Tomado por uma fúria de Zola no Caso Dreyfus, não deixei o Luca terminar.
-Como canalha?!... Charles Chaplin denunciou a situação dos trabalhadores automatizados em “Tempos Modernos”; denunciou as perseguições nazistas em “O Grande Ditador”. Esse filme foi realizado numa época em que os Estados Unidos não estavam em guerra contra a Alemanha, desagradou a muitos americanos e chegou a ser proibido. Então, o Luca cita...
-Não fui eu que falei isso. - protestou o Luca em voz alta.
-Eu me refiro aos imbecis que você citou. E continuei:
-Foi tachado de tirano porque era perfeccionista; exigia muito dos outros e mais ainda dele, que fazia quase tudo de um filme, inclusive a música. Por trabalhar muito, teve problemas conjugais com a Paulette Godard, por exemplo, que era a paixão de George Gershwin. Com uns 54 anos de idade, casou com Oona O' Neil, com 19 e ficaram juntos, com muitos filhos, até ele morrer aos 88 anos de idade.
E concluí:
-Com tantos canalhas no Brasil, e esses seus amigos me vêm com Charles Chaplin... 
Logo, apareciam o Daniel e a Gina, e saímos todos, inclusive o Vagner, no carro do Luca, no meio de um ambiente plenamente descontraído.

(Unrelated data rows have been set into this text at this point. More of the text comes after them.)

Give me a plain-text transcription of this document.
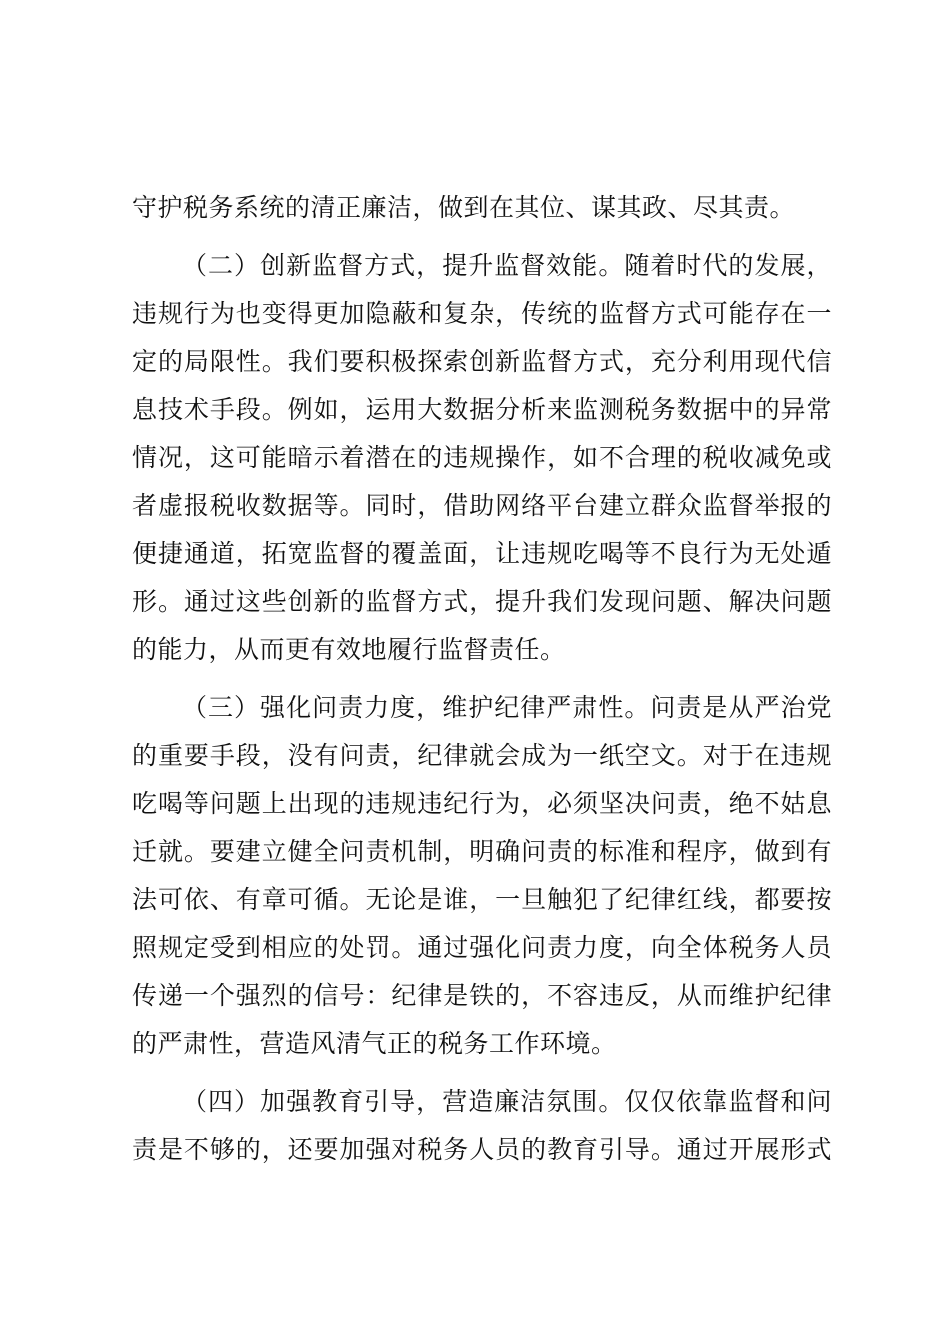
守护税务系统的清正廉洁，做到在其位、谋其政、尽其责。
（二）创新监督方式，提升监督效能。随着时代的发展，
违规行为也变得更加隐蔽和复杂，传统的监督方式可能存在一
定的局限性。我们要积极探索创新监督方式，充分利用现代信
息技术手段。例如，运用大数据分析来监测税务数据中的异常
情况，这可能暗示着潜在的违规操作，如不合理的税收减免或
者虚报税收数据等。同时，借助网络平台建立群众监督举报的
便捷通道，拓宽监督的覆盖面，让违规吃喝等不良行为无处遁
形。通过这些创新的监督方式，提升我们发现问题、解决问题
的能力，从而更有效地履行监督责任。
（三）强化问责力度，维护纪律严肃性。问责是从严治党
的重要手段，没有问责，纪律就会成为一纸空文。对于在违规
吃喝等问题上出现的违规违纪行为，必须坚决问责，绝不姑息
迁就。要建立健全问责机制，明确问责的标准和程序，做到有
法可依、有章可循。无论是谁，一旦触犯了纪律红线，都要按
照规定受到相应的处罚。通过强化问责力度，向全体税务人员
传递一个强烈的信号：纪律是铁的，不容违反，从而维护纪律
的严肃性，营造风清气正的税务工作环境。
（四）加强教育引导，营造廉洁氛围。仅仅依靠监督和问
责是不够的，还要加强对税务人员的教育引导。通过开展形式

(*) O impagável Charles Laughton é o advogado da defesa, Sir Wilfrid Robarts. Um dos diálogos mais interessantes retrata o momento em que Sir Wilfrid faz que lê declarações de Christine Vole em um papel branco e:
Christine Vole: It isn't even my letter paper! I write my letters on small, blue paper with my initials on it?
Sir Wilfrid: Like these? [pulling out a sheaf of letters on blue paper]
Depois, Sir Wilfrid explica que o papel branco era a conta do seu alfaiate.